Yatindra Mishra has four collections of Hindi poetry to his credit – Yada Kada, Ayodhya tatha Anya Kavitayein, Dyorhi par Aalap & Vibhas. As a music and film critic he has also written Girija (the life and works of thumri singer Girija Devi), Devpriya, Sur ki Baradari and Humsafar. His Meelon Se Din won the Best Publication Award for 2010. He has also translated the twelfth century Lingayat mystic poet Akka Mahadevi’s Vachanas in Hindi titled Bhairavi. He is the recipient of many awards for his literary contributions including Raza Award, Bharatiya Bhasha Parishad Yuva Puraskar and Parampara Rituraj Samman.
When Soumyajit told him of the change in the language of Bollywood in the last 100 years and that today a Bollywood song would sound like an American song which means it has become global Mishra argued the point by saying that even earlier Bollywood got foreign acclaim. He explained that when Chetan Anand took his film Neecha Nagar to Cannes it won an award. Apu trilogy also established Satyajit Ray worldwide. In 1974, Lata Mangeshkar sang for the first time at the Royal Albert Hall in London.

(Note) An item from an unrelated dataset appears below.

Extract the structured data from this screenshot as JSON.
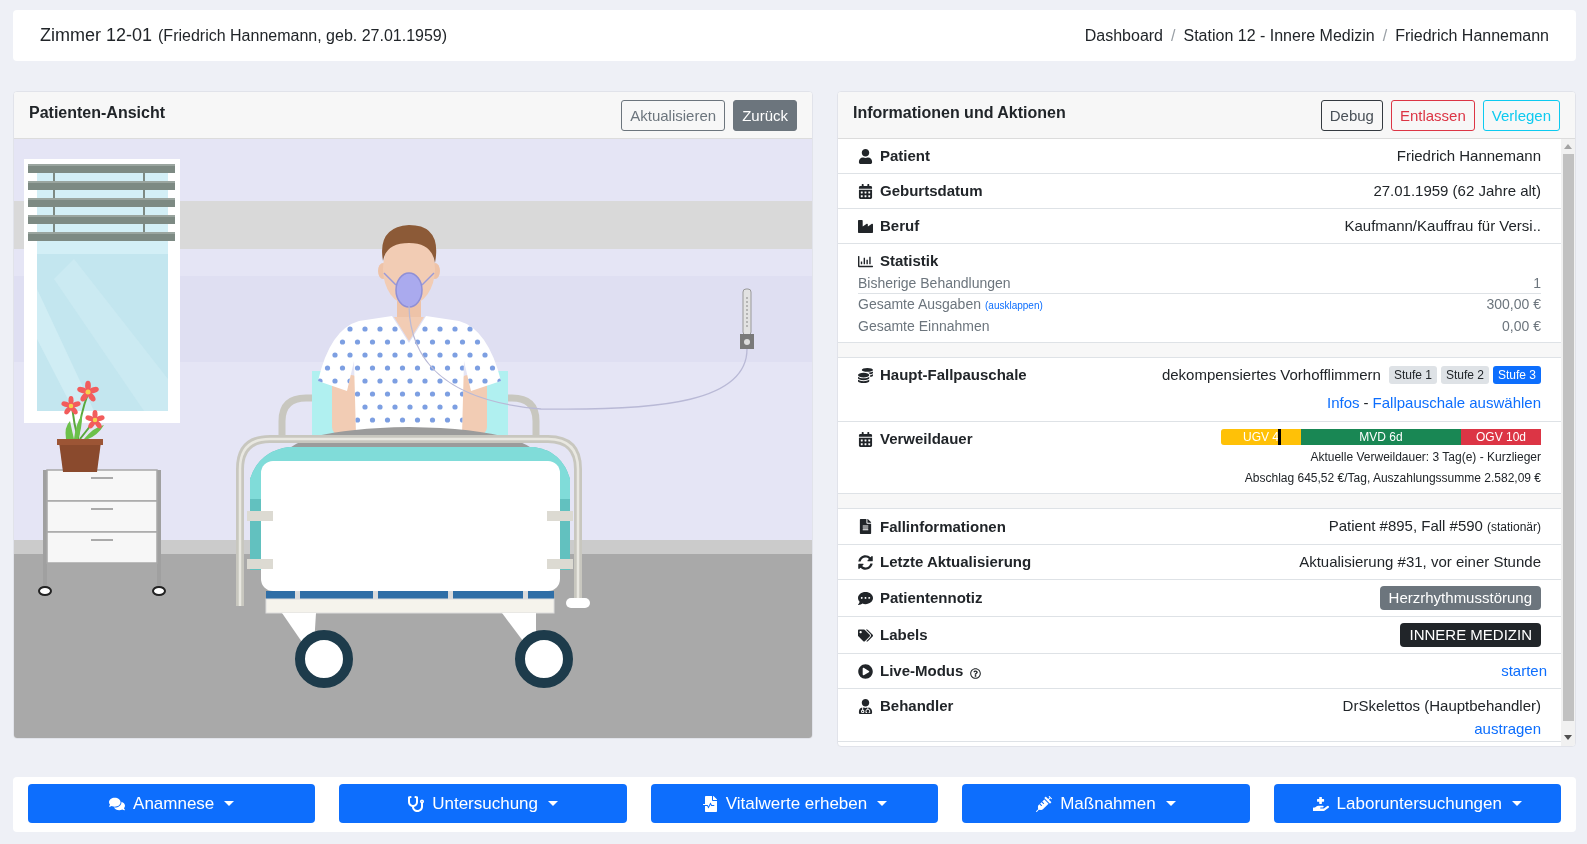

Mishra gives reason for the global perception of today – ‘’At present we have become very technical, our technology has advanced and we are living in an era of information technology and everything seems to have come to our neighbourhood from around the world. Today people talk about Aishwarya Rai and Katrina Kaif. In the early ’60s, people used to talk about Madhubala. If Madhubala or K L Saigal were alive, they would have become global’’.